We will spend the first half of tonight's meeting discussing Camp Rodney, and the second half will be a combination of planning a "Lost Child Project", discussing shoulder loops, and working on knots.
There will be no meeting next week due to Spring Break and the following week will be a committee meeting, that said - we will not have a Scout meeting again till Thursday, April 20, 2023. If anyone needs a conference tonight, please email the Scoutmaster asap so we can ensure there are ASMs to support you.
Reminder - Those going to Camp Lewis for the Merit Badge weekend (April 14 - 16), that event will take place prior to our next Scout meeting.
Historical Information Related to Shoulder Loops
Shoulder loops - those small pieces of looped broad ribbon - were introduced as part of the BSA's khaki-tan uniforms designed by Oscar de Renta in 1973. The shoulder loops identify youth and adult members of the BSA to each other by program area or level of service.
Youth and adults (both professionals and volunteers) wear a set of shoulder loops.
The original intent of the shoulder loops were to prevent Scouters from having to purchase two or three shirts, with differing insignia on each shirt identifying their role and scope. One shirt would be worn, for instance, by a Scoutmaster of a Troop who also serves as a District or Council-level volunteer. By changing only the shoulder loops, the Boy Scout leader (red shoulder loops) becomes a District/Council-level Scouter (silver shoulder loops).
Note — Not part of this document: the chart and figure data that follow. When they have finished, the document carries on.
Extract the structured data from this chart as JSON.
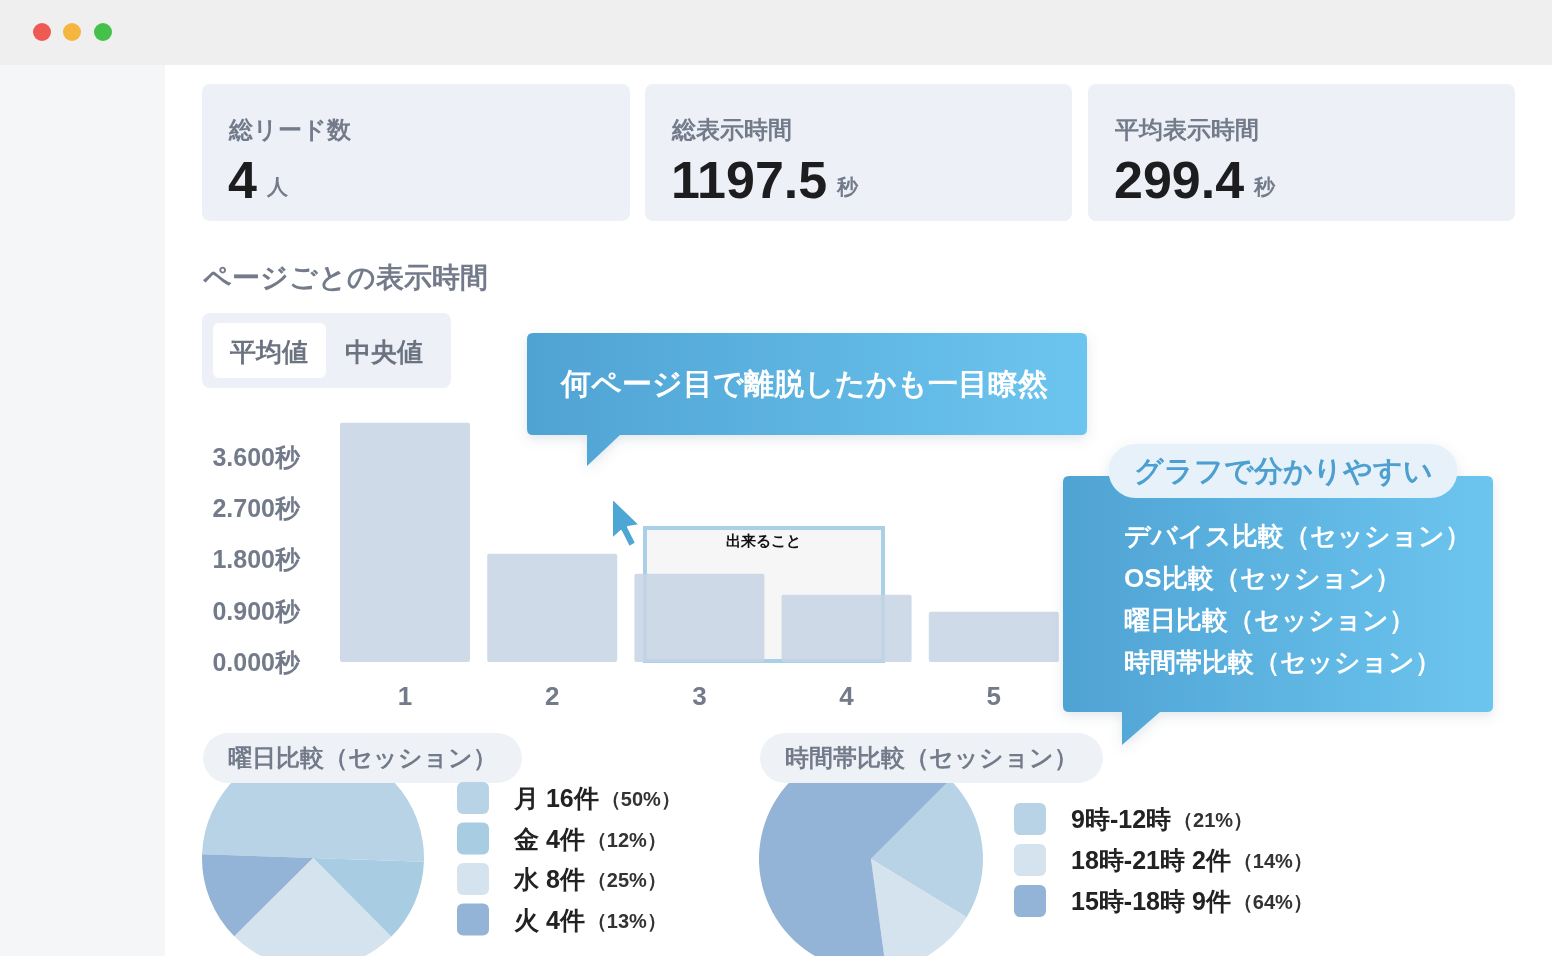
{
  "chart_data": [
    {
      "type": "other",
      "title": "総リード数",
      "annotations": [
        "4",
        "人"
      ]
    },
    {
      "type": "other",
      "title": "総表示時間",
      "annotations": [
        "1197.5",
        "秒"
      ]
    },
    {
      "type": "other",
      "title": "平均表示時間",
      "annotations": [
        "299.4",
        "秒"
      ]
    },
    {
      "type": "bar",
      "title": "ページごとの表示時間",
      "categories": [
        "1",
        "2",
        "3",
        "4",
        "5"
      ],
      "values": [
        4.2,
        1.9,
        1.55,
        1.18,
        0.88
      ],
      "color": "#c6d4e3",
      "ylim": [
        0,
        4.3
      ],
      "yticks": [
        {
          "value": 0,
          "label": "0.000秒"
        },
        {
          "value": 0.9,
          "label": "0.900秒"
        },
        {
          "value": 1.8,
          "label": "1.800秒"
        },
        {
          "value": 2.7,
          "label": "2.700秒"
        },
        {
          "value": 3.6,
          "label": "3.600秒"
        }
      ],
      "annotations": [
        "平均値",
        "中央値",
        "何ページ目で離脱したかも一目瞭然",
        "出来ること"
      ]
    },
    {
      "type": "other",
      "title": "グラフで分かりやすい",
      "annotations": [
        "デバイス比較（セッション）",
        "OS比較（セッション）",
        "曜日比較（セッション）",
        "時間帯比較（セッション）"
      ]
    },
    {
      "type": "pie",
      "title": "曜日比較（セッション）",
      "categories": [
        "月 16件",
        "金 4件",
        "水 8件",
        "火 4件"
      ],
      "values": [
        50,
        12,
        25,
        13
      ],
      "value_labels": [
        "（50%）",
        "（12%）",
        "（25%）",
        "（13%）"
      ],
      "colors": [
        "#b8d2e6",
        "#a8cde2",
        "#d5e3ee",
        "#93b3d7"
      ],
      "legend": "right"
    },
    {
      "type": "pie",
      "title": "時間帯比較（セッション）",
      "categories": [
        "9時-12時",
        "18時-21時 2件",
        "15時-18時 9件"
      ],
      "values": [
        21,
        14,
        64
      ],
      "value_labels": [
        "（21%）",
        "（14%）",
        "（64%）"
      ],
      "colors": [
        "#b8d2e6",
        "#d5e3ee",
        "#93b3d7"
      ],
      "legend": "right"
    }
  ]
}
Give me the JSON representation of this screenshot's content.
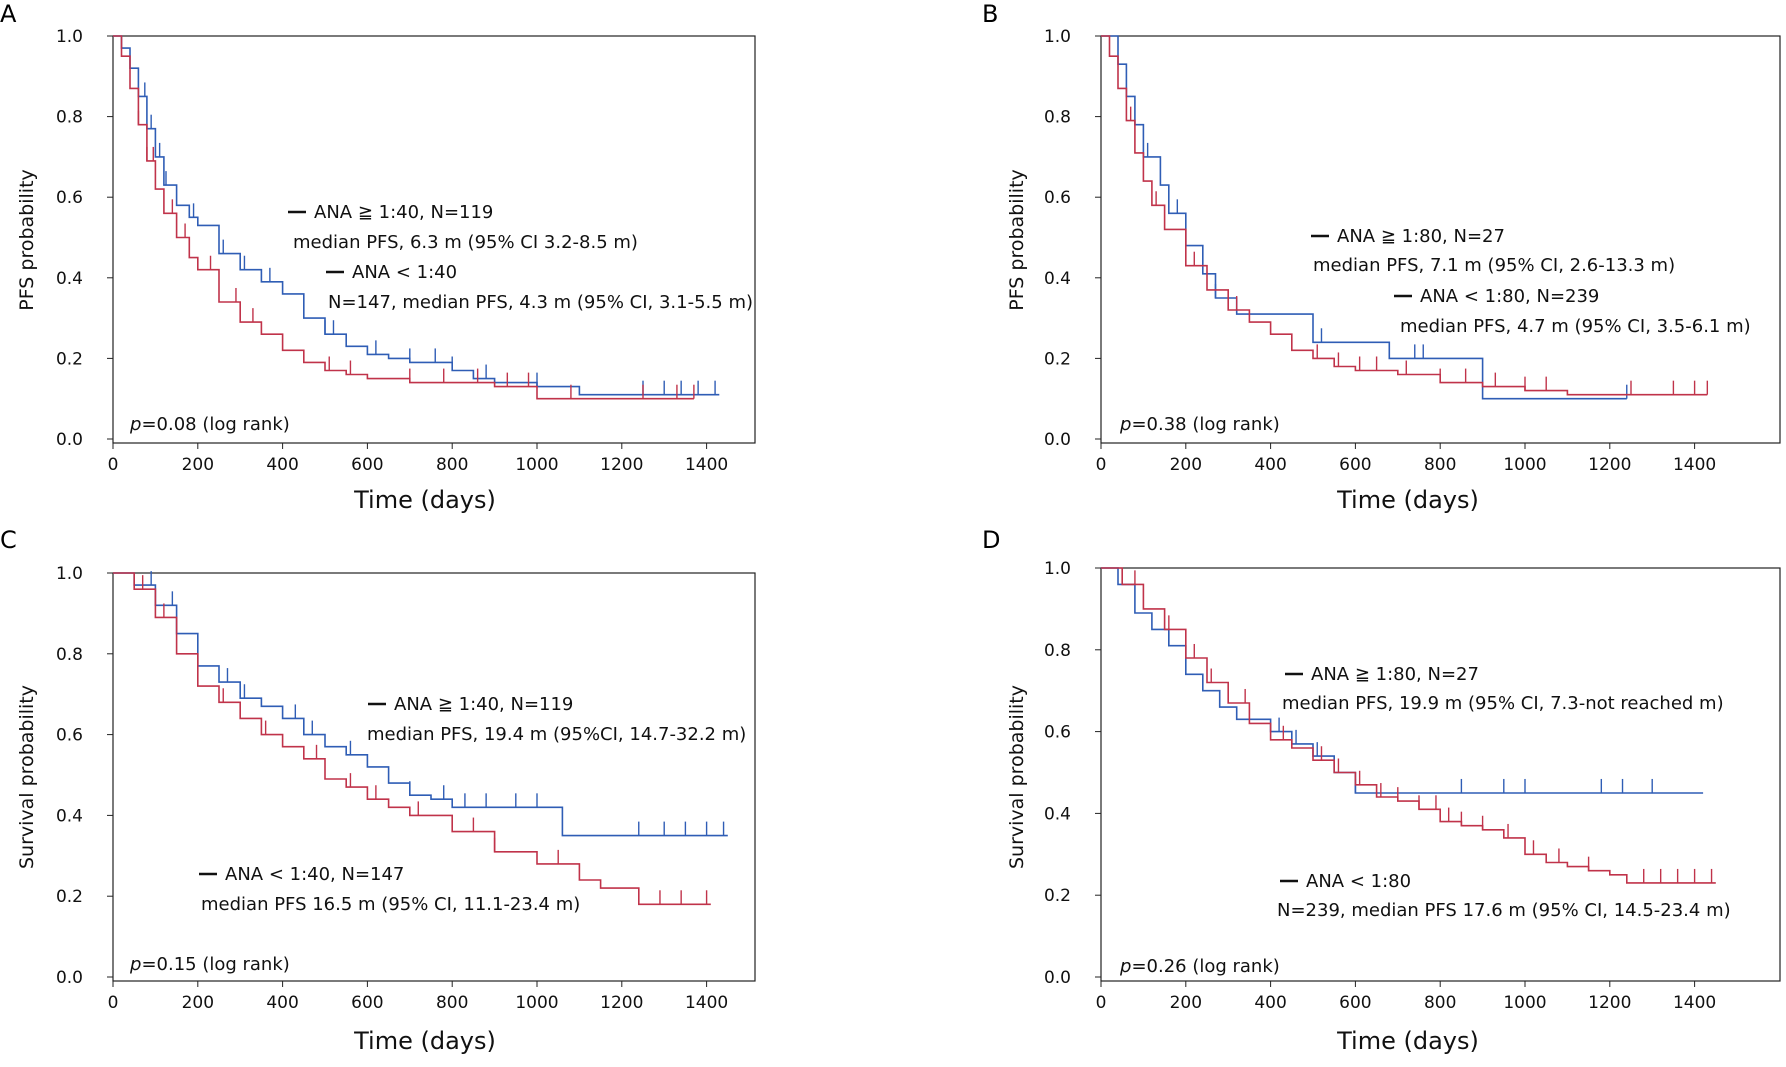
{
  "chart_data": [
    {
      "panel": "A",
      "type": "line",
      "xlabel": "Time (days)",
      "ylabel": "PFS probability",
      "xlim": [
        0,
        1500
      ],
      "ylim": [
        0,
        1.0
      ],
      "xticks": [
        0,
        200,
        400,
        600,
        800,
        1000,
        1200,
        1400
      ],
      "yticks": [
        "0.0",
        "0.2",
        "0.4",
        "0.6",
        "0.8",
        "1.0"
      ],
      "pvalue": "=0.08  (log rank)",
      "series": [
        {
          "name": "ANA ≧ 1:40",
          "color": "#2F5DB5",
          "x": [
            0,
            20,
            40,
            60,
            80,
            100,
            120,
            150,
            180,
            200,
            250,
            300,
            350,
            400,
            450,
            500,
            550,
            600,
            650,
            700,
            750,
            800,
            850,
            900,
            1000,
            1100,
            1200,
            1300,
            1430
          ],
          "y": [
            1.0,
            0.97,
            0.92,
            0.85,
            0.77,
            0.7,
            0.63,
            0.58,
            0.55,
            0.53,
            0.46,
            0.42,
            0.39,
            0.36,
            0.3,
            0.26,
            0.23,
            0.21,
            0.2,
            0.19,
            0.19,
            0.17,
            0.15,
            0.14,
            0.13,
            0.11,
            0.11,
            0.11,
            0.11
          ],
          "censor_x": [
            75,
            90,
            110,
            125,
            190,
            260,
            310,
            370,
            500,
            520,
            620,
            700,
            760,
            800,
            880,
            1000,
            1250,
            1300,
            1340,
            1380,
            1420
          ]
        },
        {
          "name": "ANA < 1:40",
          "color": "#C0334A",
          "x": [
            0,
            20,
            40,
            60,
            80,
            100,
            120,
            150,
            180,
            200,
            250,
            300,
            350,
            400,
            450,
            500,
            550,
            600,
            650,
            700,
            800,
            900,
            1000,
            1100,
            1200,
            1300,
            1370
          ],
          "y": [
            1.0,
            0.95,
            0.87,
            0.78,
            0.69,
            0.62,
            0.56,
            0.5,
            0.45,
            0.42,
            0.34,
            0.29,
            0.26,
            0.22,
            0.19,
            0.17,
            0.16,
            0.15,
            0.15,
            0.14,
            0.14,
            0.13,
            0.1,
            0.1,
            0.1,
            0.1,
            0.1
          ],
          "censor_x": [
            60,
            80,
            95,
            140,
            170,
            230,
            290,
            330,
            510,
            560,
            700,
            780,
            860,
            930,
            980,
            1080,
            1250,
            1330,
            1370
          ]
        }
      ],
      "annotations": [
        {
          "line1": "ANA ≧ 1:40, N=119",
          "line2": "median PFS, 6.3 m (95% CI 3.2-8.5 m)"
        },
        {
          "line1": "ANA <  1:40",
          "line2": "N=147, median PFS, 4.3 m (95% CI, 3.1-5.5 m)"
        }
      ]
    },
    {
      "panel": "B",
      "type": "line",
      "xlabel": "Time (days)",
      "ylabel": "PFS probability",
      "xlim": [
        0,
        1500
      ],
      "ylim": [
        0,
        1.0
      ],
      "xticks": [
        0,
        200,
        400,
        600,
        800,
        1000,
        1200,
        1400
      ],
      "yticks": [
        "0.0",
        "0.2",
        "0.4",
        "0.6",
        "0.8",
        "1.0"
      ],
      "pvalue": "=0.38  (log rank)",
      "series": [
        {
          "name": "ANA ≧ 1:80",
          "color": "#2F5DB5",
          "x": [
            0,
            40,
            60,
            80,
            100,
            140,
            160,
            200,
            240,
            270,
            320,
            500,
            680,
            900,
            1240
          ],
          "y": [
            1.0,
            0.93,
            0.85,
            0.78,
            0.7,
            0.63,
            0.56,
            0.48,
            0.41,
            0.35,
            0.31,
            0.24,
            0.2,
            0.1,
            0.1
          ],
          "censor_x": [
            110,
            180,
            270,
            520,
            740,
            760,
            1240
          ]
        },
        {
          "name": "ANA < 1:80",
          "color": "#C0334A",
          "x": [
            0,
            20,
            40,
            60,
            80,
            100,
            120,
            150,
            200,
            250,
            300,
            350,
            400,
            450,
            500,
            550,
            600,
            700,
            800,
            900,
            1000,
            1100,
            1200,
            1300,
            1430
          ],
          "y": [
            1.0,
            0.95,
            0.87,
            0.79,
            0.71,
            0.64,
            0.58,
            0.52,
            0.43,
            0.37,
            0.32,
            0.29,
            0.26,
            0.22,
            0.2,
            0.18,
            0.17,
            0.16,
            0.14,
            0.13,
            0.12,
            0.11,
            0.11,
            0.11,
            0.11
          ],
          "censor_x": [
            70,
            130,
            220,
            320,
            510,
            560,
            610,
            650,
            720,
            800,
            860,
            930,
            1000,
            1050,
            1250,
            1350,
            1400,
            1430
          ]
        }
      ],
      "annotations": [
        {
          "line1": "ANA ≧ 1:80, N=27",
          "line2": "median PFS, 7.1 m (95% CI, 2.6-13.3 m)"
        },
        {
          "line1": "ANA <  1:80, N=239",
          "line2": "median PFS, 4.7 m (95% CI, 3.5-6.1 m)"
        }
      ]
    },
    {
      "panel": "C",
      "type": "line",
      "xlabel": "Time (days)",
      "ylabel": "Survival probability",
      "xlim": [
        0,
        1500
      ],
      "ylim": [
        0,
        1.0
      ],
      "xticks": [
        0,
        200,
        400,
        600,
        800,
        1000,
        1200,
        1400
      ],
      "yticks": [
        "0.0",
        "0.2",
        "0.4",
        "0.6",
        "0.8",
        "1.0"
      ],
      "pvalue": "=0.15  (log rank)",
      "series": [
        {
          "name": "ANA ≧ 1:40",
          "color": "#2F5DB5",
          "x": [
            0,
            50,
            100,
            150,
            200,
            250,
            300,
            350,
            400,
            450,
            500,
            550,
            600,
            650,
            700,
            750,
            800,
            900,
            1000,
            1060,
            1200,
            1300,
            1450
          ],
          "y": [
            1.0,
            0.97,
            0.92,
            0.85,
            0.77,
            0.73,
            0.69,
            0.67,
            0.64,
            0.6,
            0.57,
            0.55,
            0.52,
            0.48,
            0.45,
            0.44,
            0.42,
            0.42,
            0.42,
            0.35,
            0.35,
            0.35,
            0.35
          ],
          "censor_x": [
            90,
            140,
            200,
            270,
            310,
            430,
            470,
            560,
            700,
            780,
            830,
            880,
            950,
            1000,
            1240,
            1300,
            1350,
            1400,
            1440
          ]
        },
        {
          "name": "ANA < 1:40",
          "color": "#C0334A",
          "x": [
            0,
            50,
            100,
            150,
            200,
            250,
            300,
            350,
            400,
            450,
            500,
            550,
            600,
            650,
            700,
            800,
            900,
            1000,
            1100,
            1150,
            1240,
            1300,
            1410
          ],
          "y": [
            1.0,
            0.96,
            0.89,
            0.8,
            0.72,
            0.68,
            0.64,
            0.6,
            0.57,
            0.54,
            0.49,
            0.47,
            0.44,
            0.42,
            0.4,
            0.36,
            0.31,
            0.28,
            0.24,
            0.22,
            0.18,
            0.18,
            0.18
          ],
          "censor_x": [
            70,
            120,
            260,
            360,
            480,
            560,
            620,
            720,
            850,
            900,
            1050,
            1240,
            1290,
            1340,
            1400
          ]
        }
      ],
      "annotations": [
        {
          "line1": "ANA ≧ 1:40, N=119",
          "line2": "median PFS, 19.4 m (95%CI, 14.7-32.2 m)"
        },
        {
          "line1": "ANA <  1:40, N=147",
          "line2": "median PFS 16.5 m (95% CI, 11.1-23.4 m)"
        }
      ]
    },
    {
      "panel": "D",
      "type": "line",
      "xlabel": "Time (days)",
      "ylabel": "Survival probability",
      "xlim": [
        0,
        1500
      ],
      "ylim": [
        0,
        1.0
      ],
      "xticks": [
        0,
        200,
        400,
        600,
        800,
        1000,
        1200,
        1400
      ],
      "yticks": [
        "0.0",
        "0.2",
        "0.4",
        "0.6",
        "0.8",
        "1.0"
      ],
      "pvalue": "=0.26  (log rank)",
      "series": [
        {
          "name": "ANA ≧ 1:80",
          "color": "#2F5DB5",
          "x": [
            0,
            40,
            80,
            120,
            160,
            200,
            240,
            280,
            320,
            400,
            450,
            500,
            550,
            600,
            700,
            800,
            1000,
            1200,
            1420
          ],
          "y": [
            1.0,
            0.96,
            0.89,
            0.85,
            0.81,
            0.74,
            0.7,
            0.66,
            0.63,
            0.6,
            0.57,
            0.54,
            0.5,
            0.45,
            0.45,
            0.45,
            0.45,
            0.45,
            0.45
          ],
          "censor_x": [
            50,
            160,
            420,
            460,
            510,
            600,
            850,
            950,
            1000,
            1180,
            1230,
            1300
          ]
        },
        {
          "name": "ANA < 1:80",
          "color": "#C0334A",
          "x": [
            0,
            50,
            100,
            150,
            200,
            250,
            300,
            350,
            400,
            450,
            500,
            550,
            600,
            650,
            700,
            750,
            800,
            850,
            900,
            950,
            1000,
            1050,
            1100,
            1150,
            1200,
            1240,
            1300,
            1450
          ],
          "y": [
            1.0,
            0.96,
            0.9,
            0.85,
            0.78,
            0.72,
            0.67,
            0.62,
            0.58,
            0.56,
            0.53,
            0.5,
            0.47,
            0.44,
            0.43,
            0.41,
            0.38,
            0.37,
            0.36,
            0.34,
            0.3,
            0.28,
            0.27,
            0.26,
            0.25,
            0.23,
            0.23,
            0.23
          ],
          "censor_x": [
            80,
            160,
            220,
            260,
            340,
            430,
            520,
            560,
            610,
            660,
            700,
            750,
            790,
            820,
            850,
            900,
            960,
            1020,
            1080,
            1150,
            1280,
            1320,
            1360,
            1400,
            1440
          ]
        }
      ],
      "annotations": [
        {
          "line1": "ANA ≧ 1:80, N=27",
          "line2": "median PFS, 19.9 m (95% CI, 7.3-not reached m)"
        },
        {
          "line1": "ANA <  1:80",
          "line2": "N=239, median PFS 17.6 m (95% CI, 14.5-23.4 m)"
        }
      ]
    }
  ]
}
Later, as many volunteers served as Cub Scout, Boy Scout, Venturing, and as either District/Council or Regional/National volunteers (or in roles in all of the above), the BSA realized that this perhaps was not a good idea for people to be switching loops to "fit the occasion." The BSA's National Uniform and Insignia Committee decided that the shoulder loops would "match the REGISTERED (paid) position of the individual".
This idea went nowhere fast. The BSA eventually discarded the dictum and instead, suggests now that the shoulder loops "should match the official position you hold within the Movement and preferably the position in which dues have been paid and in which you function within."
In 2004, the BSA officially changed the color scheme for Boy Scouts. Since 1964, the official "color" for Boy Scouts was "Scouting Red", to contrast with the khaki-green uniforms of that time. When the BSA adopted the khaki-tan field uniforms, the color remained. The current "field color" of the Boy Scout division of the BSA is now "Olive Green" (some of you military types would probably call it "OD" or "olive drab"). Various BSA manuals and booklets will reflect the new color scheme starting in 2013; and as old stocks of red shoulder loops go away from Scout Shops(tm) and local Council trading posts, the red shoulder loop will become history. Scouts and Scouters wearing red shoulder loops should change them to the current olive (dark) green shoulder loops for best uniforming.